Now, to catch our breath: SWORDFISHTROMBONES – a risk taken, a conglomeration of differences, of an altogether different TOMWAITS. Each of 15 tracks is a difference in texture, tempo, temperature, without a dilettante’s dialect anywhere evident. He has broken into the store of “traditional” (some obvious, some forgotten folk or ethnic music) sounds, and the peculiar, almost deranged economy of SWORDFISHTROMBONES allows for the utmost condensation. His prismatic troubador’s bluesjazzfolketc is not the instance of someone living on in around or off the past – nostalgia over the loss of a ‘simpler’ life – but something genuinely American, as its instability reflects the immigrant flux of the point of any origin, of his origin-soaked sources. Hear, Waits gets the most grasping “white blues”, not by overhauling or polishing the motor, but through sly tampering, some let-loose sump. The sinuous sonorous resonance of these snap songs is indeed the possibility of any (more) songs, of going on in off the past – considered not as a finite point but an always present transfer or trace.
Now, Here is a man who listens a lot more than we know. (A lot more than your super informative Face: In their Waits article, the late Harry Partch – whose spirit echoes wildly around this LP – is described as an “apocryphal” figure). He recognises the profound strangeness in the clear speech of folk musics and his words assume an organic, jumbled life of their own; sounds as places, places as sounds, instrumental plants, familiar phrases which, on closer inspection, reveal the oddest watermark. Let us go right overboard and say that both sound and song mesh to create the conditions for “the greatest possible synchrony with the greatest potential for buried, accumulated, and interwoven intentions within each linguistic atom, each vocable, each word, each proposition, in all worldly cultures and their most ingenious forms.” (J Derrida)
SWORDFISHTROMBONES features a positive cornucopia of neglected instruments, some for the undergrowth, some without names, some which don’t even sound instrumental. You’ll understand if I don’t begin to itemize, then.

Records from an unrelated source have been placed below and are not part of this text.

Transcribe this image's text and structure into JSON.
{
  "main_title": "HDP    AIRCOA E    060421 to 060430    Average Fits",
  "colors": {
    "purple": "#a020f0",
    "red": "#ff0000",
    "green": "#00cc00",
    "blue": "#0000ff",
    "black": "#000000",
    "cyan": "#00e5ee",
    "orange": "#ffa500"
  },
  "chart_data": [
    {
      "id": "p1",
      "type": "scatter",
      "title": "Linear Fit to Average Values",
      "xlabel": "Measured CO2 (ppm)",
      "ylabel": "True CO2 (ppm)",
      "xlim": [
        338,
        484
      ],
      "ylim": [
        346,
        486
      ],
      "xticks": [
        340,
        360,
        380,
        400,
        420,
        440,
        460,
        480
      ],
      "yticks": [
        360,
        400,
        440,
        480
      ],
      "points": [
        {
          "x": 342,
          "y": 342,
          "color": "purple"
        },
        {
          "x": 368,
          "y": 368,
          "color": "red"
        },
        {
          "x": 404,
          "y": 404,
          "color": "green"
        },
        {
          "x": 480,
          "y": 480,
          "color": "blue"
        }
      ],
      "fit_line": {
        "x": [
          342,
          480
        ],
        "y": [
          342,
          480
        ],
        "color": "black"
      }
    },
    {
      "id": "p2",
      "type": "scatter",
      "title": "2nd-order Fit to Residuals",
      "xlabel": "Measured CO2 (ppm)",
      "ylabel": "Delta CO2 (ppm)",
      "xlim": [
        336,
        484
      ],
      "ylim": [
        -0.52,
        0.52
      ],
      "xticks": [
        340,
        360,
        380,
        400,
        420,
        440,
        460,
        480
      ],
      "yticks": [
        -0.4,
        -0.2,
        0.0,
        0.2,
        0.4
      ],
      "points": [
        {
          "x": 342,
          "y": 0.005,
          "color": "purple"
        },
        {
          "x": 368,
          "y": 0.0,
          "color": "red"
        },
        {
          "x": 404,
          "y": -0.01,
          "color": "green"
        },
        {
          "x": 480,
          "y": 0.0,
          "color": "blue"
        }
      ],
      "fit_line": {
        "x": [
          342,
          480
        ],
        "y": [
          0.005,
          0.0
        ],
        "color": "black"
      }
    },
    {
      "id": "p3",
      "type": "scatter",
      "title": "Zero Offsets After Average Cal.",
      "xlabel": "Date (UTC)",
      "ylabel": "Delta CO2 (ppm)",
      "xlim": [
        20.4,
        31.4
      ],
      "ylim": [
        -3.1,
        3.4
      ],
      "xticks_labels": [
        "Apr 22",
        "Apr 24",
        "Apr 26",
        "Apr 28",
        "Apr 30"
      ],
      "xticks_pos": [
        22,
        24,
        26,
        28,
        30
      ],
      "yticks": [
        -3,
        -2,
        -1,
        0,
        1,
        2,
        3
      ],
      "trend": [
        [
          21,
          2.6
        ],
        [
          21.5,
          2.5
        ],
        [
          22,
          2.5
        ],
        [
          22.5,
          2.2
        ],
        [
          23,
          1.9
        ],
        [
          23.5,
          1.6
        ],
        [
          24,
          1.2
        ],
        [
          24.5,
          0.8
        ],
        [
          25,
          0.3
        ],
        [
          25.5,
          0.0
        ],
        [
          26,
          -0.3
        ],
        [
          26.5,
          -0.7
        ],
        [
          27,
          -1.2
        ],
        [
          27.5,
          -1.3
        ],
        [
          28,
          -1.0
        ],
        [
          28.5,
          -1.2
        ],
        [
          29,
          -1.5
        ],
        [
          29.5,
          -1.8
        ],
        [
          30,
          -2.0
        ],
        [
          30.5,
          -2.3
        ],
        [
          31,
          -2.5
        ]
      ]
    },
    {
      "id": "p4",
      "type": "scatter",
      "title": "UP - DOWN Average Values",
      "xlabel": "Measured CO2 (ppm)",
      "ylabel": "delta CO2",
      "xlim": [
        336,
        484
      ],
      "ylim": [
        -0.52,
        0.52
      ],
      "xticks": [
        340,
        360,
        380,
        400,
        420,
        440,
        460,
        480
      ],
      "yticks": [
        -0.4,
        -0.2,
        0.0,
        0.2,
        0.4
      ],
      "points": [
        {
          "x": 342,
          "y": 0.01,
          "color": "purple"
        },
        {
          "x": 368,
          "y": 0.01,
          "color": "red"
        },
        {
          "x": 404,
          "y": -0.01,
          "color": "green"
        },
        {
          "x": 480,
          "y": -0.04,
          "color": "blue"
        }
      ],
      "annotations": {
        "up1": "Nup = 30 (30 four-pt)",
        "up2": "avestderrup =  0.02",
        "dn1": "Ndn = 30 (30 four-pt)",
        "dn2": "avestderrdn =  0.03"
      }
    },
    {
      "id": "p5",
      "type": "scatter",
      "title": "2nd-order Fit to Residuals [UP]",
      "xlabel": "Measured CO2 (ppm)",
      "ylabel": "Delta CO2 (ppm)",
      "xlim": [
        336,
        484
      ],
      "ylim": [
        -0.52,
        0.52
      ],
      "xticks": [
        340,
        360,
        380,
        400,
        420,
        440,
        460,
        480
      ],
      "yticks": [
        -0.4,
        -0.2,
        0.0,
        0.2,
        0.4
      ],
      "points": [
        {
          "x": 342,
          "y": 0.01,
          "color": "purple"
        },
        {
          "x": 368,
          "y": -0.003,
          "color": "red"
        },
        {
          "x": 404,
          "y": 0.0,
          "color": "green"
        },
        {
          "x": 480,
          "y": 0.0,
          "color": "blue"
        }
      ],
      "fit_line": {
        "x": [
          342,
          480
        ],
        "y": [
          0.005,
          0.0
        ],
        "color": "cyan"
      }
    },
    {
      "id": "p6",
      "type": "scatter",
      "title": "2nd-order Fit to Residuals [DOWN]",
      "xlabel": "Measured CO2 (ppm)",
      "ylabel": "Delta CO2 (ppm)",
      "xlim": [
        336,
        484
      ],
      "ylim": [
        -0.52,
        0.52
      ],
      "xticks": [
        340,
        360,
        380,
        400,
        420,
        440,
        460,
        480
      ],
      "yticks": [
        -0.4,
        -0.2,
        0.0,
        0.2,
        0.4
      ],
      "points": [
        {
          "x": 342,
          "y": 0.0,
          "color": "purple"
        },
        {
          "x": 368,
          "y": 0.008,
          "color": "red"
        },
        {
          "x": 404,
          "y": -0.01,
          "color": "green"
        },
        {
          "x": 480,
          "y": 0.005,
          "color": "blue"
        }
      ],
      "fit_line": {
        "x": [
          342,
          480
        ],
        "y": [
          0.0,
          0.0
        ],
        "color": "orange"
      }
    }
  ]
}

Now, it seems the new “Tom Waits” has turned up trumpets trauberts, braid and butter but my new wristwatch – “should go for sentries” said the guy on the stall – tells me my time has passed on the jukebox now “strangers now, funny how…things can change” and trees settled down, got married everything’s gone indehiscent the colour (of the \BONES) is Copenhagen blue through my red eyes I see it’s ninefortysev – damn watch has fallen asleep on me so I guess now, it’s closing time.